Thursday, March 20, 2014

Mural Arts: Too Much of a Good Thing?

This year, the Philadelphia Academy of the Fine Arts will be helping the city celebrate the 30th anniversary of its Mural Arts Program. The success of the MAP isn't just noted for its lavish, colorful murals adorning Philadelphia's less desirable neighborhoods or vacant walls, but it's been echoed in cities around the world, a solution to profane graffiti and blight.

But in recent years the MAP's relevance has been called into question. As Philadelphia gets cleaner, as vacant lots are filled in with new construction, the MAP has found itself a divisive organization, even contentious. Once was a time when residents of our struggling neighborhoods longed for the MAP to come to their vacant corner, the MAP could propose anything, professional or amateur, and the city would oblige.

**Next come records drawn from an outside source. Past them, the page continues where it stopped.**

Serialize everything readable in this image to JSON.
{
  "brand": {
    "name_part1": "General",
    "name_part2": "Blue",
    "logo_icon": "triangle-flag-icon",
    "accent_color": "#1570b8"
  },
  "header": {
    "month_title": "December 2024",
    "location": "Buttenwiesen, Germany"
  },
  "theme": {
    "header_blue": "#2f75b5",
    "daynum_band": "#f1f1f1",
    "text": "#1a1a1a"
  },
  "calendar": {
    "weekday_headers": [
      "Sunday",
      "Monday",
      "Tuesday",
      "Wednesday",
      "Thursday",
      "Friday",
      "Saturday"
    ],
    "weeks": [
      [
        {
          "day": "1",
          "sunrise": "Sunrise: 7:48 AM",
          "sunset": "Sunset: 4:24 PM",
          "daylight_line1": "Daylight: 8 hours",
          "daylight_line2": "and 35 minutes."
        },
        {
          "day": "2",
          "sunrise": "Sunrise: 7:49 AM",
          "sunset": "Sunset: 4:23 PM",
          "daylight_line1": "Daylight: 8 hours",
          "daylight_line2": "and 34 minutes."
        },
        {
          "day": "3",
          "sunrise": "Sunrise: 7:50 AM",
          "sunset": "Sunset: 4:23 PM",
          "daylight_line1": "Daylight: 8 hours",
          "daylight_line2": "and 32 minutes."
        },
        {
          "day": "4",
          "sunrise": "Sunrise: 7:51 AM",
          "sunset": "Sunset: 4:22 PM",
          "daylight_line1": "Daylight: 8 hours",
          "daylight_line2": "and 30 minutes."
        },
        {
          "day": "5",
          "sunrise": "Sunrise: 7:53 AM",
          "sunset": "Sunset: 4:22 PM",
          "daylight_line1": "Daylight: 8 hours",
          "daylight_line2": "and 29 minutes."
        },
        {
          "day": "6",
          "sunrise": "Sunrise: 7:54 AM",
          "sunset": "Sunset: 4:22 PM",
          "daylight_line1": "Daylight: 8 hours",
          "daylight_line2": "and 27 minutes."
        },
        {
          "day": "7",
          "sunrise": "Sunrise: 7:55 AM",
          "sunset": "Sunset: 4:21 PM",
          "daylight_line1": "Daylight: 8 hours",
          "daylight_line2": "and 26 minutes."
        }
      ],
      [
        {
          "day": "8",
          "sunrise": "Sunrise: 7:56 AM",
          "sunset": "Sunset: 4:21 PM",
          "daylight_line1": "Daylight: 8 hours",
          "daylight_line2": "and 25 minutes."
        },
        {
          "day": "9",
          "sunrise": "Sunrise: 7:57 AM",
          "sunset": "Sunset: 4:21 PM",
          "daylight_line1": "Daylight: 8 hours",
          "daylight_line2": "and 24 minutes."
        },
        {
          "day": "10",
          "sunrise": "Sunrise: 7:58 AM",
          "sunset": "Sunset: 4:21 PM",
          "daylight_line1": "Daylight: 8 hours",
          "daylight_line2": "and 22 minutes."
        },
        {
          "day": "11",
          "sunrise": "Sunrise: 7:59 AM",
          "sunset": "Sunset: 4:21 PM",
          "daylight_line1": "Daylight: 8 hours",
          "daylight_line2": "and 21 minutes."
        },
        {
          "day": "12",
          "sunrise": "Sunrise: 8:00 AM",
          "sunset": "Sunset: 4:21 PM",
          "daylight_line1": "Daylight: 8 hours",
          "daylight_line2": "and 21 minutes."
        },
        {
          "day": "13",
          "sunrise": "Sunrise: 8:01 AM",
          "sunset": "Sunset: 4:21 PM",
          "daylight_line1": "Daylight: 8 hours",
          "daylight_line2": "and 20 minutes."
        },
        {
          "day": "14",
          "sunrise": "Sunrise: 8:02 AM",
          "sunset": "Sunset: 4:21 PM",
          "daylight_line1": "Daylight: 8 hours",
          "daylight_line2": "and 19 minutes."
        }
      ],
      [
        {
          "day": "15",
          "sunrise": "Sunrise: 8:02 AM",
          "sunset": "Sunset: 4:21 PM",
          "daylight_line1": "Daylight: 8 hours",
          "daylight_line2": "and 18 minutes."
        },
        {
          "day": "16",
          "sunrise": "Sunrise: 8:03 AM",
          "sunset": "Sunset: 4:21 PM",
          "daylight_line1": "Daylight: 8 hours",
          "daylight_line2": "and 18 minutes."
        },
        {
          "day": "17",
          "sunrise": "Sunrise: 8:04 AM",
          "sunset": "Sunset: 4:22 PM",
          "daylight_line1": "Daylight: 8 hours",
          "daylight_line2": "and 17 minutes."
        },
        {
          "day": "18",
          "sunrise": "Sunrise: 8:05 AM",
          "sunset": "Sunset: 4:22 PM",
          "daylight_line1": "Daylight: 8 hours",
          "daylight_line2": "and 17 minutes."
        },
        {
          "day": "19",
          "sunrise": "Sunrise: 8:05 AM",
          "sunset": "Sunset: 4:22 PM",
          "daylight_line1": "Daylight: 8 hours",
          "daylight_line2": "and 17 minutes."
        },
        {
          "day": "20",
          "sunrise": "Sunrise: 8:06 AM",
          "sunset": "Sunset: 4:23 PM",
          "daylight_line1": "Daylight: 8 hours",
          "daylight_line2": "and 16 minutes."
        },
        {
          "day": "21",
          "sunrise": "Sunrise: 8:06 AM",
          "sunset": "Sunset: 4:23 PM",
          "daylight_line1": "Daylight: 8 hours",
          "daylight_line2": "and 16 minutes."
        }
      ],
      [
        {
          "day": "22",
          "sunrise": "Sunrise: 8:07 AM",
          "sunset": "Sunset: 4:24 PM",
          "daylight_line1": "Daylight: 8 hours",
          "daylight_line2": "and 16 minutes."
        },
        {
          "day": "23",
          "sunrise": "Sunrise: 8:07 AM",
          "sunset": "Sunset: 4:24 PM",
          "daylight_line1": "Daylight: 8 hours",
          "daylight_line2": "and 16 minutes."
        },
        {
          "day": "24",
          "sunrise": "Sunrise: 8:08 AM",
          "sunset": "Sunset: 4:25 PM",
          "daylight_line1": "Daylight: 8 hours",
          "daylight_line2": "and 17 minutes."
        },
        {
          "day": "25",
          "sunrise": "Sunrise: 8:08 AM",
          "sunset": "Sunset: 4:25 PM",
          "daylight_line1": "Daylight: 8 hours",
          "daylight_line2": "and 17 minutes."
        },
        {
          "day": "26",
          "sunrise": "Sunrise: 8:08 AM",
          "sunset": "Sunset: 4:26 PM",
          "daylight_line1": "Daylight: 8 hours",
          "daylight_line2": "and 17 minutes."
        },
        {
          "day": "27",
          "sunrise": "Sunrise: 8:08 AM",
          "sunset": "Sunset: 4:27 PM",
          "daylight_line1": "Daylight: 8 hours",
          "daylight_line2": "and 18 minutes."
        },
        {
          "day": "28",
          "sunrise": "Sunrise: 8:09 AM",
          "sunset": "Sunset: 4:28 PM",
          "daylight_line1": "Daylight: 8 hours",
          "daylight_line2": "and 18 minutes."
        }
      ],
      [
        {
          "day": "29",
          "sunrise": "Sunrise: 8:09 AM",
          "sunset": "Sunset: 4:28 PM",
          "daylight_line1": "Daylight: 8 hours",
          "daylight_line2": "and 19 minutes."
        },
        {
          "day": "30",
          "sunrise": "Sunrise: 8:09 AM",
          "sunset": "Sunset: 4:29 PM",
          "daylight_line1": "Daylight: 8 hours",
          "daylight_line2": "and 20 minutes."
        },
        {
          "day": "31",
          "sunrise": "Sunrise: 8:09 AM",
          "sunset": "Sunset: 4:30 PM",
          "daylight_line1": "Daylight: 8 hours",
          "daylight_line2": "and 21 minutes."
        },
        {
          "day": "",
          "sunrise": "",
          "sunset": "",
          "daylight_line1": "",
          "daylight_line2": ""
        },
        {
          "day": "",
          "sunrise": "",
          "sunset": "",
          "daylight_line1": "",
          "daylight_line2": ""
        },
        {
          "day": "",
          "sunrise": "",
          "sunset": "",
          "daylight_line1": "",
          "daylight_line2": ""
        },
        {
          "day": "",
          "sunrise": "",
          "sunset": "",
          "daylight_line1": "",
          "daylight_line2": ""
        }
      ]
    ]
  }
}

Now that the city's poorer neighborhoods are covered in murals, the MAP's mission has changed, with grand murals gracing the sides of buildings in our city's most successful neighborhoods. But while the MAP's mission has evolved, its self assigned image as necessary and welcome hasn't. There are places that don't need murals, even places where the murals themselves serve as the visual blight the program once attempted to eradicate.


The MAP has become too much of a good thing.

That fact has made itself evident in the program's most recent proposal, a pair of 100 foot wide paintings along the Schuylkill River at the base of the Girard Avenue Bridge.

The base of the bridge is nothing significant and the paintings, a tribute to the Schuylkill's rowing history, would be tasteful. But the Department of Parks and Recreation didn't simply offer MAP blind approval. Although the Art Commission was consulted in the murals' approval, Parks and Rec's deputy Mark Focht took the murals under thoughtful consideration, recognizing that Fairmount Park, even along the heavily trafficked Kelly Drive, may not need the MAP.

Although Focht noted that Fairmount Park is not devoid of art, sculptures cast in bronze or carved from native stone surrounded by boxwoods and ivy don't interfere with the natural experience our parks offer. Brightly colored paintings on the other hand, can be more distraction than complement.

The MAP had no intention to segue into Fairmount Park until veteran rower Tony Schneider offered the program $85,000 towards the paintings, so it's not clear if the precedent will encourage the MAP to creep further into the woods or if this is a one time deal.

Time will tell.

For this location, a mural may be an improvement. While the success of the Schuylkill River Trail speaks for itself, murals on the underside of this unimpressive bridge will probably do nothing to improve or hinder the trail's experience. They will simply exist.

As for the program itself, finding itself in front of the desk of resistance should signal to those in charge that their goal was never to cover Philadelphia in a coat of Duron. Philadelphia is exciting and dynamic on its own, especially in the vast panoramic views from Fairmount Park and Kelly Drive.